Blood platelets or thrombocytes

→ They are spindle shaped cells which are involved in clotting of blood.

(ii) Skeletal Tissue

→ It is hard connective tissue that forms supportive framework of the body.

→ It is of two types: Bone and Cartillage.

• Bone

→ Matrix of bone is very hard because of salts such as calcium phosphate, CaCO3 (60-70%) etc. and a protein ossein.

→ Bone cells (osteoblasts) are embedded in this hard matrix.

→ Matrix is deposited in the form of concentric layers of lamellae formed round a central canal, the done cells occupy small spaces between the concentric layers of matrix.

→ The long bones are usually hollow containing cavity called as marrow cavity. It is full of bone marrow.

• Cartilage

→ This tissue is elastic, less harder as compared to bones.

→ Elasticity is due to presence of chondrin (protein).
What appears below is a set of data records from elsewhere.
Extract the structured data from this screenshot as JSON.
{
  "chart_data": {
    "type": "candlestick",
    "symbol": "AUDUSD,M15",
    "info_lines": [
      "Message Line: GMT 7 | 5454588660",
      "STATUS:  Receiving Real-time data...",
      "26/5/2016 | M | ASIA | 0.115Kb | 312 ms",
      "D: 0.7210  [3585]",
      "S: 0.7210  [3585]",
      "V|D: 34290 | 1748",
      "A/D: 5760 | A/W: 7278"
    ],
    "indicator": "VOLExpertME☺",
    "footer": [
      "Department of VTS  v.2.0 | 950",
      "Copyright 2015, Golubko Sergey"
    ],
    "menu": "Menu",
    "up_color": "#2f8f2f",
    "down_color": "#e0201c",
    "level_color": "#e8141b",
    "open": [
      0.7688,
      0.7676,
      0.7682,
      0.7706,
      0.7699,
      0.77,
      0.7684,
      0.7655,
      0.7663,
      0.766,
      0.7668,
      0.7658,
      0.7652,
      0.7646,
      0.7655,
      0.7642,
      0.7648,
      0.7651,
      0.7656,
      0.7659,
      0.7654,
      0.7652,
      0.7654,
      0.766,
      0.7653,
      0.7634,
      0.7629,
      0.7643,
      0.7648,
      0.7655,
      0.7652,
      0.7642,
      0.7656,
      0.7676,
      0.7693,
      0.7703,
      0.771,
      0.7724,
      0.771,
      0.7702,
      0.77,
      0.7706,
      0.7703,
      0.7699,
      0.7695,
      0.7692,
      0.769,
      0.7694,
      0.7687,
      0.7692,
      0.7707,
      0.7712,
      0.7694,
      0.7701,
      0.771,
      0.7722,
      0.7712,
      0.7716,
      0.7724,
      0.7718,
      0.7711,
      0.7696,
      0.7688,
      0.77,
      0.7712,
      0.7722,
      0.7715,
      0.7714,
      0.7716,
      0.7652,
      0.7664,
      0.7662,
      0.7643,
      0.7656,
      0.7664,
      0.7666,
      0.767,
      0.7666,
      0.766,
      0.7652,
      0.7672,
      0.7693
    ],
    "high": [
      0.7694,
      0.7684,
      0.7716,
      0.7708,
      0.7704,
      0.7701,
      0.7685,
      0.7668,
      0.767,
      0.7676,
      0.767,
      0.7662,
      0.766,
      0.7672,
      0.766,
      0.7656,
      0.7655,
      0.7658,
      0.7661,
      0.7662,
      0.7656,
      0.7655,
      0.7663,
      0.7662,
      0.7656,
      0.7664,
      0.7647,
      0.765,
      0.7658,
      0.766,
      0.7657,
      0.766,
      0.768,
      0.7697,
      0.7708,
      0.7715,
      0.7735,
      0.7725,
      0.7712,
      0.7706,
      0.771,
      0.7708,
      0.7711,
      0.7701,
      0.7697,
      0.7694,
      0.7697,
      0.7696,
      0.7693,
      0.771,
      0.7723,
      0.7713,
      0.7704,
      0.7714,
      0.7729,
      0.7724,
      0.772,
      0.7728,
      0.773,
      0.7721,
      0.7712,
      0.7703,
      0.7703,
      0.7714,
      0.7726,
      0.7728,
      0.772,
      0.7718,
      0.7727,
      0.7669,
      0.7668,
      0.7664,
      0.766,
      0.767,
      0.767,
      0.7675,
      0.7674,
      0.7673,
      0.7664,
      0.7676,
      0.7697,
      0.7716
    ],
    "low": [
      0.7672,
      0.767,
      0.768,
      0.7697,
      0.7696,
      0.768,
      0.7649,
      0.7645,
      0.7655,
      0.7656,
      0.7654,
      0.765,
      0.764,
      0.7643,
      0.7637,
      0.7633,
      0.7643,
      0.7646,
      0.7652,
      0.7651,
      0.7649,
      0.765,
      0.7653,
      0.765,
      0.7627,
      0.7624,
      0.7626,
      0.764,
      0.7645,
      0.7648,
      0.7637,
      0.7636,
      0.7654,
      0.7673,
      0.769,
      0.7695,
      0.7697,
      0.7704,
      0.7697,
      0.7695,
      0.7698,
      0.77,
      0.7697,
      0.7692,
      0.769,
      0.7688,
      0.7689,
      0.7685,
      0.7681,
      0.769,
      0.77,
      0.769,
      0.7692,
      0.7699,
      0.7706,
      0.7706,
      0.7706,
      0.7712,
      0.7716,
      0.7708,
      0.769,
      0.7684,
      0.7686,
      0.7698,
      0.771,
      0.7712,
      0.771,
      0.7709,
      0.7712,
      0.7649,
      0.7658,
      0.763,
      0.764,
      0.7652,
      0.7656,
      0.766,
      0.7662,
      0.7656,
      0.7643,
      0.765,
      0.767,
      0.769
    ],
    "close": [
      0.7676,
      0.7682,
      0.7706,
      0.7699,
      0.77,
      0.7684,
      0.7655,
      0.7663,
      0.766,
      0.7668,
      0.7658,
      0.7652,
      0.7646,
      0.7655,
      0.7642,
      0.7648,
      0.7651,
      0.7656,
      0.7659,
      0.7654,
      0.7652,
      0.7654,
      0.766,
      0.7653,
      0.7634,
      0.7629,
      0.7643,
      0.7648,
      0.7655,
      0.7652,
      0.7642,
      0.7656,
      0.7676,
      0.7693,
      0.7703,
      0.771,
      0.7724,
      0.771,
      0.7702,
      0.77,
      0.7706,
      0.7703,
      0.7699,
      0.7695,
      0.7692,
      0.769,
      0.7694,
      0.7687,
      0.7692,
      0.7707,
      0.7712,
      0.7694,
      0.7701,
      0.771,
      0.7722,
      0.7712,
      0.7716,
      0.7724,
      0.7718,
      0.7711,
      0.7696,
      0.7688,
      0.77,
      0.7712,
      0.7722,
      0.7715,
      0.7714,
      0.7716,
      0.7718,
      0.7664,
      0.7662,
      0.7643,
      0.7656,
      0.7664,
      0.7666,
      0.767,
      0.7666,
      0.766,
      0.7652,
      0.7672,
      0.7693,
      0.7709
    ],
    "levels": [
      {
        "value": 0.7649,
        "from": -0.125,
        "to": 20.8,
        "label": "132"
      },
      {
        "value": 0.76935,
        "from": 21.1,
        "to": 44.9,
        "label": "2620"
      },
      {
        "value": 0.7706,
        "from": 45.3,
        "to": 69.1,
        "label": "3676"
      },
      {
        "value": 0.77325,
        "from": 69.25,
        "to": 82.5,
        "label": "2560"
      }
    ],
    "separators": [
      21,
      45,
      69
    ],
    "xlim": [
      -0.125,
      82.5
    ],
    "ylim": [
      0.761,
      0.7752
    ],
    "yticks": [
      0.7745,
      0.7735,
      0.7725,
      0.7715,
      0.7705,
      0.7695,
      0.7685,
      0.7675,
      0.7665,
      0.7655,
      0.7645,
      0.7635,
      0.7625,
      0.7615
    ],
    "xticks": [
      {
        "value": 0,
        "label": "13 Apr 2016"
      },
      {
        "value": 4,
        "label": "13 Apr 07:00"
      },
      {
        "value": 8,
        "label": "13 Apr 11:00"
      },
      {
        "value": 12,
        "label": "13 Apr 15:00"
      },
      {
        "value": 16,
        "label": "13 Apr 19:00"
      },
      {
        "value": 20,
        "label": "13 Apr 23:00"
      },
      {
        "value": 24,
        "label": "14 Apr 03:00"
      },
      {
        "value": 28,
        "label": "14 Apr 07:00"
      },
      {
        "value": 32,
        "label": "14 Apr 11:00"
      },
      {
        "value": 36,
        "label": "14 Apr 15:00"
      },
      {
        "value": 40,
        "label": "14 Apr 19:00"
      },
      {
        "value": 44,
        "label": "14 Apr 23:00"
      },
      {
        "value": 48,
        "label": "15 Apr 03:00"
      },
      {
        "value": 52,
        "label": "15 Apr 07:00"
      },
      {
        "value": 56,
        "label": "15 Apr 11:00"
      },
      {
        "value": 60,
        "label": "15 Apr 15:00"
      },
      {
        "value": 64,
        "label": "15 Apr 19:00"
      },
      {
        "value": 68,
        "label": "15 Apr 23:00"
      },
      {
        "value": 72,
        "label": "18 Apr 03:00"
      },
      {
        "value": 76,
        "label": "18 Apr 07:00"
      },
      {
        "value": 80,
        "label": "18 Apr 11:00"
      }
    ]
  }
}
Cells are called as chondroblast, which are widely spaced and matrix is reinforced by fibres.

→ It occurs at joint of bones, in the nose, ear, trachea & larynx.

→ It provides flexibility and great tensile strength.

(iii) Connective tissue

→ It is the most abundant type of connective tissue.

→ It is further divided into two types i.e Yellow fibrous connective tissue and White fibrous connective tissue.

• Yellow fibrous connective tissue

→ They are very elastic due to the presence of a network of yellow fibres in its matrix called as ligament which attaches bone to bone.

• White fibrous connective tissue

→ They are very little matrix containing abundant white fibres forming layers.

→ Bundles of this tissue are called as tendons, which attaches muscles to the bones.

(iv) Aerolar tissue

→ It is the most distributed connective tissue in the body.

→ This tissue fills spaces inside organs and is found between the skin & muscles, around blood vessels, nerves and in the bone marrow.

(v) Adipose tissue

→ These are oval and round cells, filled with fat globules.

→ The cells are called as adipocytes.

→ It is found in subcutaneous layer below the skin, around the heart, brain and below the eyeballs.

→ It acts as an insulator and prevents loss of heat from the body.

Muscular Tissue

→ Movements are brought about in our body with the help of muscular tissues.

→ They are long fibre-like cells called muscle fibres.

→ They are capable of contraction or relaxation.

→ Types of Muscular Tissue are Striated muscles, cardiac muscle fibres and Non-striated muscles.

(i) Striated muscles

→ They are also called as voluntary muscles because these are under the control of one’s will.

→ Muscle fibres or cells are multinucleated and unbranched.

→ Each fibre is enclosed by thin membrane which is called as sarcolemma.

→ Cytoplasm is called as sarcoplasm.
→ These muscles get tired and need rest.

(ii) Cardiac muscle fibres

→ They are only involuntary muscles.

→ Only found in the walls of heart.

→ Their structure is in between the striated and non-striated muscles.

→ They are uninucleated and branched. Branches are united by intercalated disc.

→ In these muscles rhythmic contraction and relaxation occurs throughout the life.

(iii) Non-striated muscles

→ They are involuntary muscles also called as smooth muscles.

→ These muscle fibres are uninucleated and spindle shaped.

→ They are not enclosed by membrane but many fibres are joined together in bundles.

→ Such muscles are found in the walls of stomach, intestine, urinary bladder, bronchi, iris of eye etc.

→ Peristaltic movements in alimentary canal are brought about by smooth muscles.

Nervous Tissue
→ They are highly specialized tissue due to which the animals are able to perceive and respond to the stimuli.

→ Their functional unit is called as nerve cell or neuron.

→ Cell body is called cyton which is covered by plasma membrane.


→ Short hair like extensions rising from cyton are Dendron which are further subdivided into dendrites.


→  Axon is long, tail like cylindrical process with fine branches at the end.

→ Axon is covered by a sheath.

→ Axon of one neuron is very closely placed to the dendrons of another neuron to carry impulses from one to another neuron in the form of electrochemical waves.

→ This close proximity is called as synapse.